Three ways to improve customers’ experience and comfort during the sales process
In the past 32 years of reading surveys completed by new-home buyers, I have seen some pretty dicey comments from these consumers. And, as I point out in my recent research article “Consumer Sex in our Model Homes: Pros & Cons,” some of their comments are illogical, at best. After all, how many of us think logically all of the time? My grandmother once reminded me that someone who thinks logically provides a nice contrast to the real world.
Sigmund Freud, the father of psychoanalysis, believed that creating therapeutic anxiety in his patients was a way of accelerating behavior change. This may work if you are a shrink. But for home builders, the last thing we want is an anxious home buyer.
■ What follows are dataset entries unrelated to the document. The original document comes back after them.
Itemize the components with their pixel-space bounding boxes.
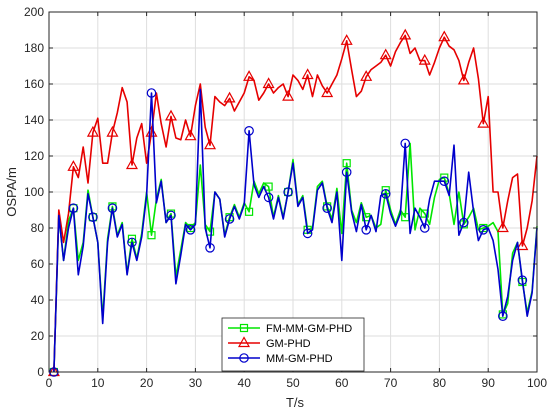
- data-point-marker: [517, 275, 528, 285]
- series-line: [53, 34, 538, 373]
- legend-marker: [239, 353, 249, 363]
- data-point-marker: [125, 158, 138, 170]
- data-point-marker: [106, 125, 119, 137]
- data-point-marker: [380, 189, 391, 199]
- series-layer: [47, 28, 538, 377]
- y-tick-label: 20: [31, 329, 45, 343]
- data-point-marker: [68, 203, 79, 213]
- x-tick-label: 50: [286, 376, 300, 390]
- x-tick-label: 30: [189, 376, 203, 390]
- data-point-marker: [342, 159, 351, 168]
- data-point-marker: [127, 237, 137, 248]
- data-point-marker: [205, 243, 215, 253]
- data-point-marker: [264, 182, 273, 191]
- data-point-marker: [243, 70, 256, 81]
- x-tick-label: 80: [433, 376, 447, 390]
- data-point-marker: [438, 30, 451, 42]
- plot-frame: [48, 11, 538, 373]
- data-point-marker: [283, 187, 293, 197]
- data-point-marker: [477, 116, 490, 128]
- x-tick-label: 20: [140, 376, 154, 390]
- data-point-marker: [418, 53, 431, 65]
- legend-label: FM-MM-GM-PHD: [266, 323, 352, 335]
- legend: FM-MM-GM-PHD GM-PHD MM-GM-PHD: [221, 317, 365, 372]
- data-point-marker: [86, 125, 99, 137]
- data-point-marker: [457, 73, 470, 85]
- y-tick-label: 180: [24, 41, 44, 55]
- x-tick-label: 10: [91, 376, 105, 390]
- data-point-marker: [164, 109, 178, 121]
- x-tick-label: 60: [335, 376, 349, 390]
- data-point-marker: [262, 77, 275, 89]
- data-point-marker: [224, 214, 235, 224]
- data-point-marker: [419, 223, 430, 233]
- data-point-marker: [88, 212, 98, 222]
- series-gm-phd: [47, 28, 538, 377]
- y-tick-label: 160: [24, 77, 44, 91]
- data-point-marker: [420, 209, 429, 218]
- data-point-marker: [458, 217, 469, 228]
- legend-item: GM-PHD: [228, 336, 311, 350]
- data-point-marker: [263, 192, 274, 203]
- data-point-marker: [496, 221, 509, 233]
- y-tick-label: 100: [24, 185, 44, 199]
- legend-label: MM-GM-PHD: [266, 353, 333, 365]
- data-point-marker: [302, 228, 313, 239]
- data-point-marker: [340, 34, 353, 45]
- data-point-marker: [67, 160, 80, 171]
- tick-labels: 0 10 20 30 40 50 60 70 80 90 100 0 20 40 60 80 100 120 140…: [24, 5, 547, 390]
- y-axis-label: OSPA/m: [4, 167, 19, 217]
- legend-marker: [239, 323, 249, 333]
- data-point-marker: [341, 167, 352, 177]
- data-point-marker: [244, 126, 254, 136]
- legend-item: MM-GM-PHD: [228, 353, 333, 365]
- legend-item: FM-MM-GM-PHD: [228, 323, 352, 335]
- data-point-marker: [361, 225, 371, 235]
- data-point-marker: [223, 91, 236, 103]
- data-point-marker: [516, 239, 529, 251]
- y-tick-label: 0: [37, 365, 44, 379]
- data-point-marker: [282, 89, 295, 101]
- series-mm-gm-phd: [49, 88, 538, 377]
- y-tick-label: 40: [31, 293, 45, 307]
- data-point-marker: [322, 203, 332, 213]
- data-point-marker: [166, 210, 176, 221]
- data-point-marker: [147, 231, 156, 240]
- x-tick-label: 90: [482, 376, 496, 390]
- data-point-marker: [107, 203, 118, 213]
- y-tick-label: 140: [24, 113, 44, 127]
- x-tick-label: 40: [238, 376, 252, 390]
- data-point-marker: [478, 225, 489, 235]
- data-point-marker: [498, 311, 508, 321]
- y-tick-label: 80: [31, 221, 45, 235]
- data-point-marker: [399, 28, 412, 40]
- data-point-marker: [146, 88, 157, 98]
- data-point-marker: [301, 68, 314, 80]
- x-tick-label: 100: [527, 376, 547, 390]
- data-point-marker: [321, 86, 334, 98]
- data-point-marker: [47, 365, 60, 377]
- y-tick-label: 120: [24, 149, 44, 163]
- data-point-marker: [185, 225, 196, 235]
- data-point-marker: [204, 138, 217, 150]
- data-point-marker: [439, 176, 450, 186]
- data-point-marker: [244, 207, 254, 216]
- y-tick-label: 60: [31, 257, 45, 271]
- series-line: [53, 88, 538, 373]
- x-tick-label: 0: [46, 376, 53, 390]
- legend-marker: [237, 336, 251, 348]
- legend-label: GM-PHD: [266, 338, 311, 350]
- y-tick-label: 200: [24, 5, 44, 19]
- data-point-marker: [184, 129, 197, 141]
- x-tick-label: 70: [384, 376, 398, 390]
- data-point-marker: [360, 70, 373, 81]
- data-point-marker: [379, 48, 392, 60]
- x-axis-label: T/s: [286, 395, 305, 410]
- data-point-marker: [400, 138, 411, 149]
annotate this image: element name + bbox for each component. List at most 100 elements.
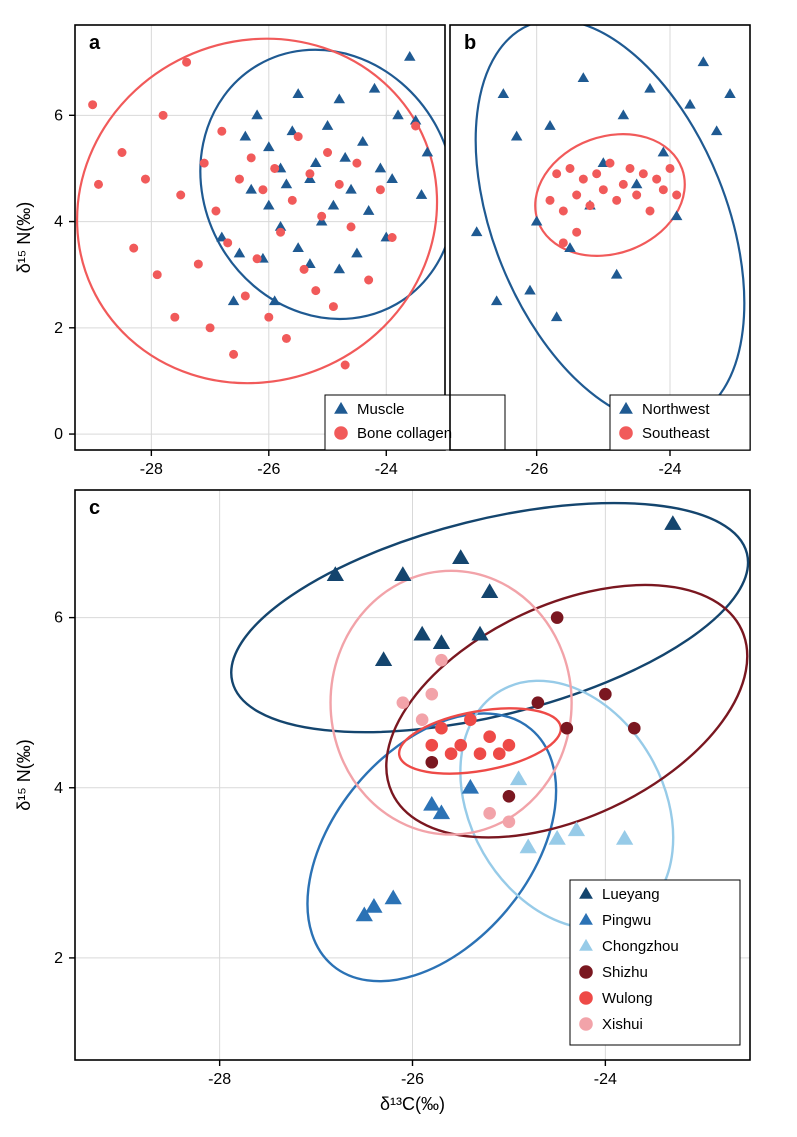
legend: LueyangPingwuChongzhouShizhuWulongXishui (570, 880, 740, 1045)
data-point (725, 89, 735, 98)
data-point (493, 748, 505, 760)
y-axis-label-top: δ¹⁵ N(‰) (14, 202, 34, 273)
ytick-label: 6 (54, 107, 63, 124)
legend-label-wulong: Wulong (602, 990, 653, 1007)
data-point (586, 201, 594, 209)
data-point (259, 185, 267, 193)
shizhu-icon (580, 966, 593, 979)
data-point (606, 159, 614, 167)
data-point (141, 175, 149, 183)
legend-label-shizhu: Shizhu (602, 964, 648, 981)
data-point (375, 652, 391, 666)
data-point (264, 142, 274, 151)
data-point (617, 831, 633, 845)
data-point (631, 179, 641, 188)
panel-border (450, 25, 750, 450)
series-xishui (397, 654, 515, 828)
data-point (426, 739, 438, 751)
legend-label-muscle: Muscle (357, 401, 405, 418)
data-point (671, 211, 681, 220)
data-point (566, 164, 574, 172)
data-point (358, 137, 368, 146)
data-point (611, 269, 621, 278)
figure-svg: -28-26-240246aMuscleBone collagen -26-24… (0, 0, 797, 1137)
data-point (387, 174, 397, 183)
xtick-label: -28 (140, 461, 163, 478)
data-point (520, 839, 536, 853)
legend-label-southeast: Southeast (642, 425, 710, 442)
data-point (366, 899, 382, 913)
data-point (532, 697, 544, 709)
plot-area (422, 0, 797, 462)
data-point (445, 748, 457, 760)
data-point (281, 179, 291, 188)
data-point (484, 731, 496, 743)
data-point (424, 797, 440, 811)
data-point (665, 516, 681, 530)
data-point (200, 159, 208, 167)
data-point (549, 831, 565, 845)
data-point (579, 175, 587, 183)
data-point (346, 184, 356, 193)
ytick-label: 2 (54, 950, 63, 967)
data-point (388, 233, 396, 241)
data-point (411, 122, 419, 130)
data-point (672, 191, 680, 199)
y-axis-label-bottom: δ¹⁵ N(‰) (14, 739, 34, 810)
data-point (265, 313, 273, 321)
data-point (240, 131, 250, 140)
data-point (182, 58, 190, 66)
data-point (426, 688, 438, 700)
data-point (666, 164, 674, 172)
data-point (293, 89, 303, 98)
data-point (317, 212, 325, 220)
data-point (341, 361, 349, 369)
data-point (698, 57, 708, 66)
data-point (323, 148, 331, 156)
data-point (264, 200, 274, 209)
xtick-label: -24 (375, 461, 398, 478)
data-point (552, 170, 560, 178)
data-point (471, 227, 481, 236)
data-point (159, 111, 167, 119)
bone collagen-icon (335, 427, 348, 440)
data-point (592, 170, 600, 178)
data-point (294, 132, 302, 140)
legend: Northwest Southeast (610, 395, 750, 450)
data-point (223, 239, 231, 247)
data-point (397, 697, 409, 709)
panel-label-a: a (89, 32, 101, 54)
data-point (503, 816, 515, 828)
data-point (632, 191, 640, 199)
data-point (646, 207, 654, 215)
data-point (484, 807, 496, 819)
series-southeast (546, 159, 681, 247)
series-chongzhou (510, 771, 632, 853)
legend-box (570, 880, 740, 1045)
data-point (405, 52, 415, 61)
series-lueyang (327, 516, 681, 666)
ytick-label: 6 (54, 610, 63, 627)
data-point (525, 285, 535, 294)
data-point (559, 239, 567, 247)
data-point (433, 635, 449, 649)
data-point (416, 190, 426, 199)
legend-label-pingwu: Pingwu (602, 912, 651, 929)
data-point (234, 248, 244, 257)
data-point (246, 184, 256, 193)
data-point (659, 185, 667, 193)
data-point (395, 567, 411, 581)
data-point (503, 790, 515, 802)
data-point (453, 550, 469, 564)
series-pingwu (356, 780, 478, 921)
data-point (546, 196, 554, 204)
data-point (329, 302, 337, 310)
legend-label-northwest: Northwest (642, 401, 710, 418)
xishui-icon (580, 1018, 593, 1031)
data-point (685, 99, 695, 108)
data-point (464, 714, 476, 726)
data-point (619, 180, 627, 188)
plot-area (20, 0, 503, 442)
data-point (171, 313, 179, 321)
data-point (435, 722, 447, 734)
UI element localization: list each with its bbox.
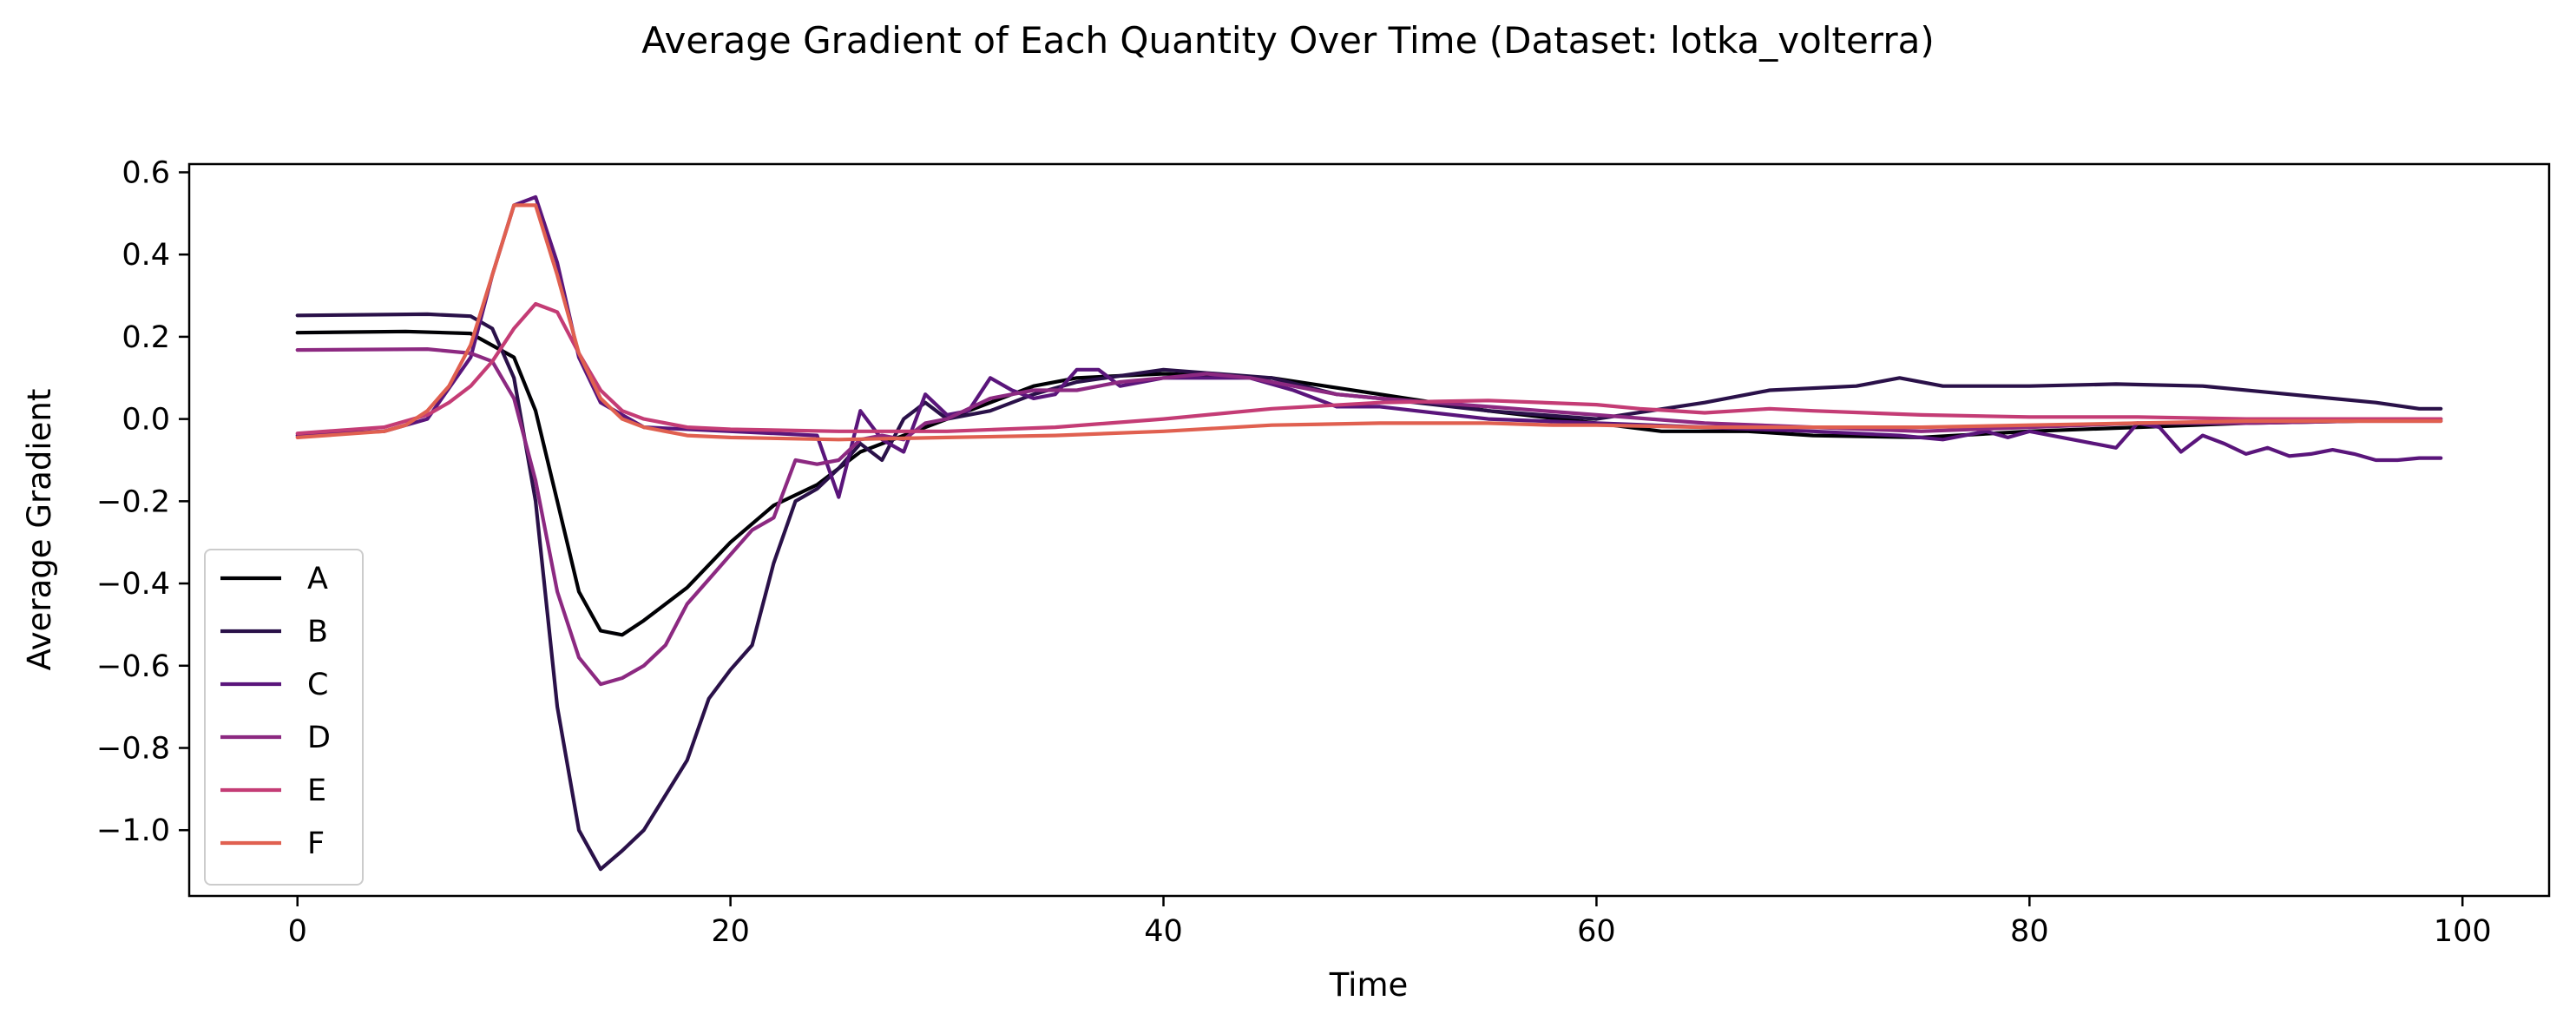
series-line-E <box>295 301 2443 436</box>
y-tick-label: −0.8 <box>96 732 170 767</box>
legend-label-D: D <box>307 721 331 755</box>
y-tick-label: 0.0 <box>122 403 170 438</box>
ticks-layer: 0 20 40 60 80 100 0.6 0.4 0.2 0.0 −0.2 −0.4 −0.6 −0.8… <box>96 155 2492 949</box>
y-tick-label: −0.6 <box>96 649 170 684</box>
x-tick-label: 60 <box>1577 914 1616 949</box>
series-line-A <box>295 329 2443 637</box>
y-tick-label: −0.2 <box>96 484 170 519</box>
y-tick-label: 0.2 <box>122 320 170 355</box>
series-line-B <box>295 312 2443 872</box>
legend-label-B: B <box>307 615 328 649</box>
series-layer <box>295 194 2443 872</box>
x-tick-label: 40 <box>1144 914 1183 949</box>
y-tick-label: 0.4 <box>122 238 170 273</box>
series-line-F <box>295 203 2443 442</box>
y-tick-label: −1.0 <box>96 813 170 848</box>
legend-box <box>204 549 364 886</box>
x-axis-label: Time <box>1329 966 1409 1004</box>
x-tick-label: 20 <box>711 914 750 949</box>
plot-frame <box>187 162 2551 898</box>
x-tick-label: 80 <box>2010 914 2049 949</box>
x-tick-label: 0 <box>288 914 307 949</box>
y-tick-label: 0.6 <box>122 155 170 190</box>
legend-label-A: A <box>307 562 328 596</box>
x-tick-label: 100 <box>2434 914 2492 949</box>
y-axis-label: Average Gradient <box>21 389 58 671</box>
y-tick-label: −0.4 <box>96 567 170 602</box>
legend-label-C: C <box>307 668 328 702</box>
legend-label-F: F <box>307 827 325 861</box>
series-line-C <box>295 194 2443 499</box>
legend-label-E: E <box>307 774 326 808</box>
chart-title: Average Gradient of Each Quantity Over T… <box>641 19 1935 62</box>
Customers become anxious when uncertainty flourishes. Anxious home buyers are predisposed to procrastinate and become angry, confrontational, or even combative. Our goal should be to make buyers feel calm and trusting of the builder’s team to shepherd them through the purchase process.
In a recent study out of Texas A&M University, researchers identified a unique group of “high-emotion events” that create strong emotions before the service even begins, including car repair, illness, death, airline travel, marriage, birth, home buying/selling, and home renovation.
If buyers are unfamiliar with the purchase process, harbor fears that the deal may go south, and are staring at a long build cycle, it’s easy to see why there’s trepidation. These buyers are “short-fuse” customers, and the situation worsens if expectations for their upcoming journey are poorly set. We need to create predictability for our customers. Our goal should be to reduce—not produce—customers’ anxiety.
Here are three steps to increase customers’ comfort and improve their experience:
1. Believe that EVERY home buyer is anxious about their purchase. If you assume otherwise, you are in denial. Even experienced buyers have concerns. Your team must act as if each buyer is anxious about their purchase experience. Regardless of your buyer’s résumé, title, previous purchase experience, or demeanor, assume a high state of anxiety exists when he or she walks in the door
2. Identify the touch points during the purchase experience that are the most likely “emotional triggers.” Triggers are the elements of the purchase that have the strongest potential for creating uncertainty and anxiety. Your team’s failure to properly set realistic expectations for these events will only create heightened uncertainty, the consequence of which will be fear (and possibly anger).
• Where are the weakest links in your purchase process? Set realistic expectations for your buyers.
• Which elements of the purchase experience are the lowest rated on your home buyer surveys? Fix the problems, but lower buyers’ expectations about what to expect.
• Over 100,000 annual Eliant home buyer surveys confirm that the two elements of the purchase experience that create the highest dissatisfaction (i.e., excessive anxiety) are design selection and mortgage.
3. Plan ahead and be proactive to reduce buyers’ heightened anxiety at each of these emotional touch points. Start by introducing the buyer to key staff members ASAP after contract. Create biographical fliers—with photos of staff—for distribution by the salesperson, and give buyers advance information about what to expect as much as possible. Also, bring in the superintendent and customer service representative to meet the buyer at contract signing.
Photography is important, as well. Take a photo of buyers as they hold up their signed contract in your sales office. Print, frame, and give them the photo during their initial design selection session. Also, take photos of a home four or five times during the build and email them to the buyer; never promise this service to your customers, just do it. However, you should promise and deliver one status update to each buyer at least once every two weeks.
During the walk-through, offer drinks in a cooler with your brand on it. For dog owners, get a dog tag with the dog’s name and buyer’s new address and present it to the buyer during the final orientation or document signing.
Even Freud once admitted that “sometimes a cigar is just a cigar.” In other words, make an effort, but don’t overcomplicate things.